The Supreme Court on Friday reversed the conviction of Curtis Flowers, a death row inmate who has faced trial six times for a quadruple murder in 1996 at a furniture store in Winona, Miss., a crime he has said he did not commit. In Flowers v. Mississippi, the court issued a clarion statement that racism has no place in the courtroom.
Writing for himself and six of his colleagues, the court’s newest justice, Brett Kavanaugh, said that “the extraordinary facts” of Mr. Flowers’s case showed that the state of Mississippi — or more specifically, Doug Evans, the prosecutor in the case — violated the dictates of Batson v. Kentucky, a landmark 1986 ruling that prohibits the striking of potential jurors on the basis of their race.

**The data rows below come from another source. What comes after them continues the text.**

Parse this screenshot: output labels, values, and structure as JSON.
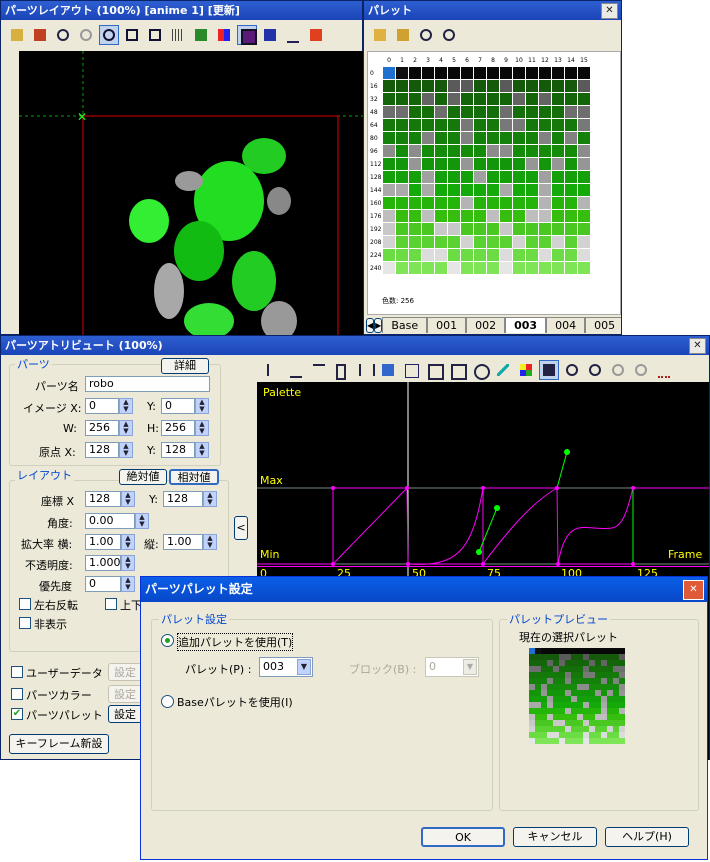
{
  "layout_win": {
    "title": "パーツレイアウト (100%) [anime 1] [更新]"
  },
  "palette_win": {
    "title": "パレット",
    "color_count": "色数: 256",
    "col_headers": [
      "0",
      "1",
      "2",
      "3",
      "4",
      "5",
      "6",
      "7",
      "8",
      "9",
      "10",
      "11",
      "12",
      "13",
      "14",
      "15"
    ],
    "row_headers": [
      "0",
      "16",
      "32",
      "48",
      "64",
      "80",
      "96",
      "112",
      "128",
      "144",
      "160",
      "176",
      "192",
      "208",
      "224",
      "240"
    ],
    "tabs": [
      "Base",
      "001",
      "002",
      "003",
      "004",
      "005"
    ],
    "active_tab": "003"
  },
  "attr_win": {
    "title": "パーツアトリビュート (100%)",
    "parts_group": "パーツ",
    "detail_btn": "詳細",
    "part_name_label": "パーツ名",
    "part_name": "robo",
    "image_x_label": "イメージ X:",
    "image_x": "0",
    "image_y_label": "Y:",
    "image_y": "0",
    "w_label": "W:",
    "w": "256",
    "h_label": "H:",
    "h": "256",
    "origin_x_label": "原点 X:",
    "origin_x": "128",
    "origin_y_label": "Y:",
    "origin_y": "128",
    "layout_group": "レイアウト",
    "abs_btn": "絶対値",
    "rel_btn": "相対値",
    "pos_x_label": "座標 X",
    "pos_x": "128",
    "pos_y_label": "Y:",
    "pos_y": "128",
    "angle_label": "角度:",
    "angle": "0.00",
    "scale_label": "拡大率 横:",
    "scale_h": "1.00",
    "scale_v_label": "縦:",
    "scale_v": "1.00",
    "opacity_label": "不透明度:",
    "opacity": "1.000",
    "priority_label": "優先度",
    "priority": "0",
    "flip_h": "左右反転",
    "flip_v": "上下",
    "hidden": "非表示",
    "user_data": "ユーザーデータ",
    "parts_color": "パーツカラー",
    "parts_palette": "パーツパレット",
    "settings_btn": "設定",
    "new_keyframe": "キーフレーム新設",
    "collapse": "<"
  },
  "graph": {
    "palette_label": "Palette",
    "max_label": "Max",
    "min_label": "Min",
    "frame_label": "Frame",
    "ticks": [
      "0",
      "25",
      "50",
      "75",
      "100",
      "125"
    ]
  },
  "dialog": {
    "title": "パーツパレット設定",
    "settings_group": "パレット設定",
    "use_additional": "追加パレットを使用(T)",
    "palette_label": "パレット(P) :",
    "palette_value": "003",
    "block_label": "ブロック(B) :",
    "block_value": "0",
    "use_base": "Baseパレットを使用(I)",
    "preview_group": "パレットプレビュー",
    "current_palette": "現在の選択パレット",
    "ok": "OK",
    "cancel": "キャンセル",
    "help": "ヘルプ(H)"
  },
  "colors": {
    "title_bar": "#1a44b8",
    "canvas_bg": "#000000",
    "magenta": "#ff00ff",
    "green": "#00ff00"
  }
}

Justice Kavanaugh examined the record in painstaking detail and noted that in Mr. Flowers’s six trials, Mr. Evans had struck 41 of 42 black potential jurors — and at the sixth trial, the one directly under review by the Supreme Court, Mr. Evans had done the same with five of the six. At that trial, Mr. Evans asked potential black jurors an average of 29 questions each. He asked the 11 white jurors who were eventually seated an average of one question each.
Justice Kavanaugh said that the “dramatically disparate questioning” of black jurors to find a pretext to strike them “strongly suggests that the State was motivated in substantial part by a discriminatory intent.”